Wyatt’s blog post also offers advice regarding when, how, and to whom the test smells should be reported. Through years of experience, I’ve learned to follow a similar approach to the advice Wyatt provides. When the test smell is first encountered, I’ve found that the best approach is to make notes regarding the details of the test smell and continue with the remainder of the current round of testing. Before logging the test smell as a bug, the issue should be discussed face-to-face with the programmer, whenever possible. During the brief meeting, it should be emphasized that the test smell could be a symptom of a deeper problem. If additional knowledge is required about the application’s requirements to investigate the test smell further, the business analyst should also be invited to the meeting. Based on the information gathered at the meeting, the tester should explore the test smell further and identify the steps for reproducing the issue, if at all possible. At this point, the test smell should be logged as a bug report (including the statement that the bug report is for the suspected deeper problem and not the symptom). In addition, the tester should make other team members aware of the test smell at scrums or reviews, in the event that they’ve encountered the issue and might have some additional insight.

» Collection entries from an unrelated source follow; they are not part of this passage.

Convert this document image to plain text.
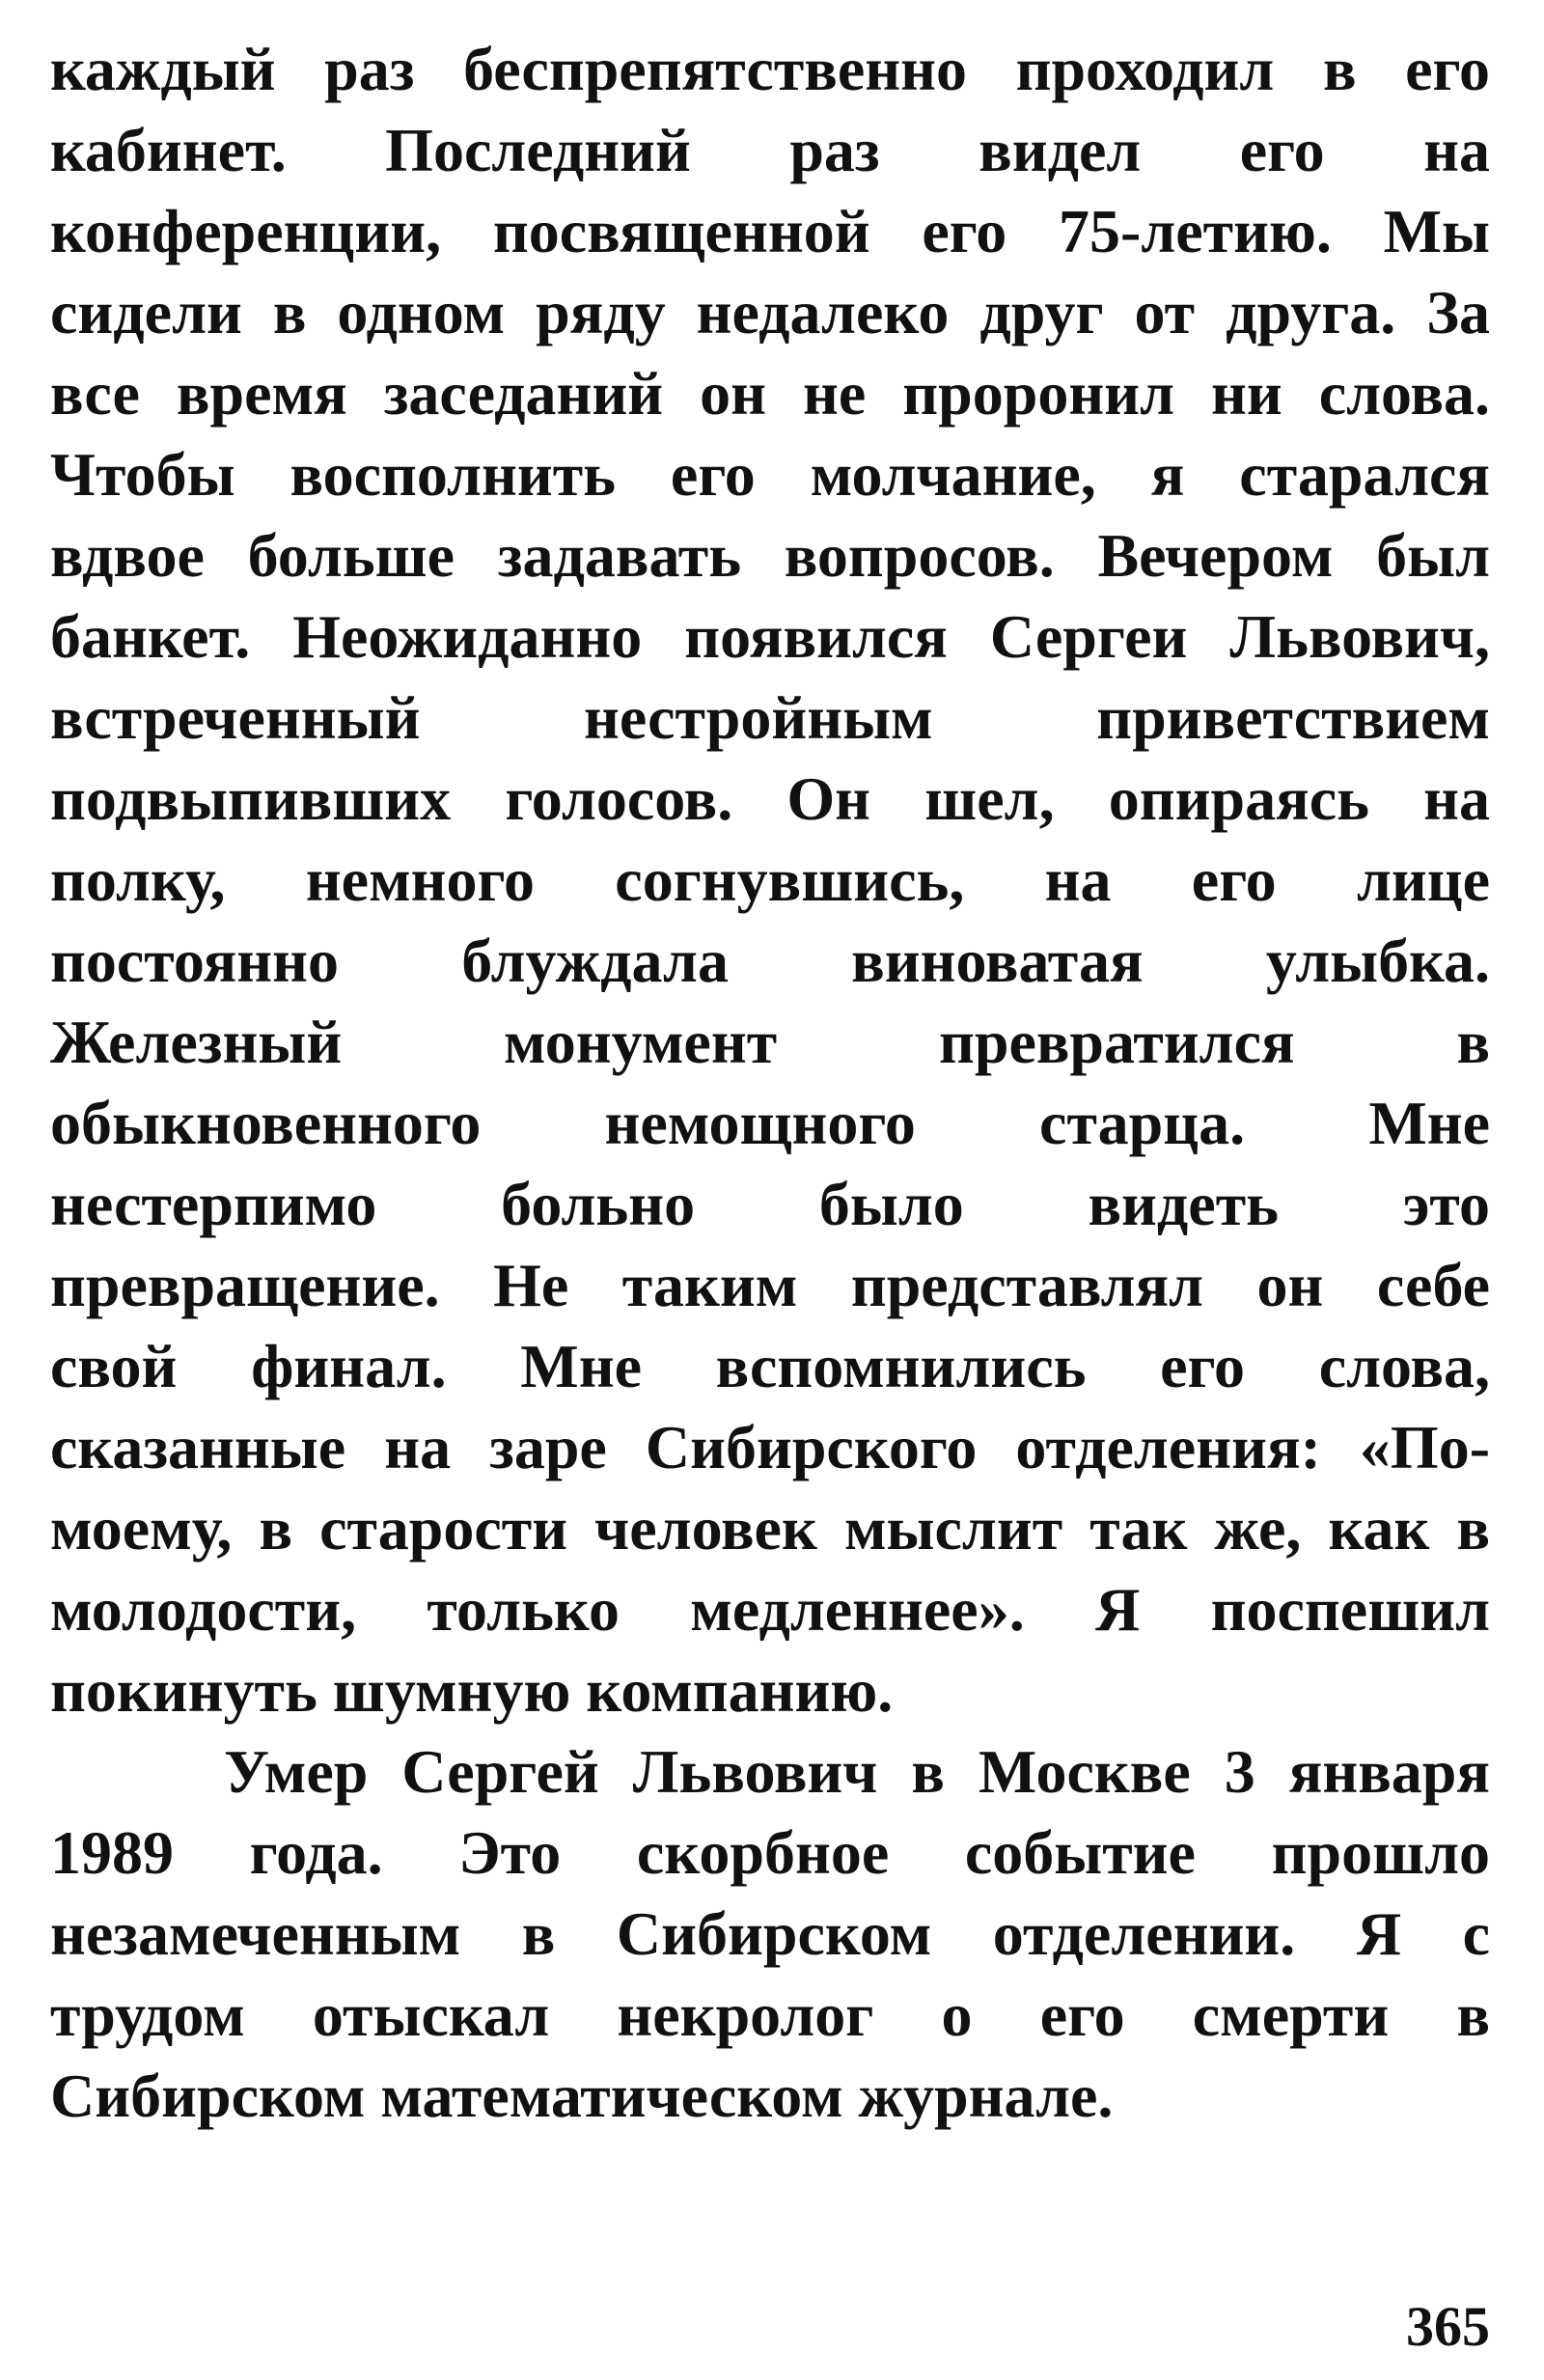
каждый раз беспрепятственно проходил в его
кабинет. Последний раз видел его на
конференции, посвященной его 75-летию. Мы
сидели в одном ряду недалеко друг от друга. За
все время заседаний он не проронил ни слова.
Чтобы восполнить его молчание, я старался
вдвое больше задавать вопросов. Вечером был
банкет. Неожиданно появился Сергеи Львович,
встреченный нестройным приветствием
подвыпивших голосов. Он шел, опираясь на
полку, немного согнувшись, на его лице
постоянно блуждала виноватая улыбка.
Железный монумент превратился в
обыкновенного немощного старца. Мне
нестерпимо больно было видеть это
превращение. Не таким представлял он себе
свой финал. Мне вспомнились его слова,
сказанные на заре Сибирского отделения: «По-
моему, в старости человек мыслит так же, как в
молодости, только медленнее». Я поспешил
покинуть шумную компанию.
Умер Сергей Львович в Москве 3 января
1989 года. Это скорбное событие прошло
незамеченным в Сибирском отделении. Я с
трудом отыскал некролог о его смерти в
Сибирском математическом журнале.
365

If the programmer returns the bug to the tester as “Ignored” or “Unable to Reproduce,” the bug should not be sent to the backlog, but should be set to “Blocked” with the explanation that the reproduction steps have yet to be discovered. I’ve found through experience that if the test cycle is scheduled for at least two or three days, the developer, the tester, or another team member can usually discover more insight into the test smell after sleeping on the problem, and this usually leads to a resolution.

In summary, project teams should be aware that not all quality issues can be easily identified and summarized with easy-to-follow reproduction steps. Sometimes it may take a keen sense of smell, a bit of detective work, and a team effort to achieve the desired quality outcome.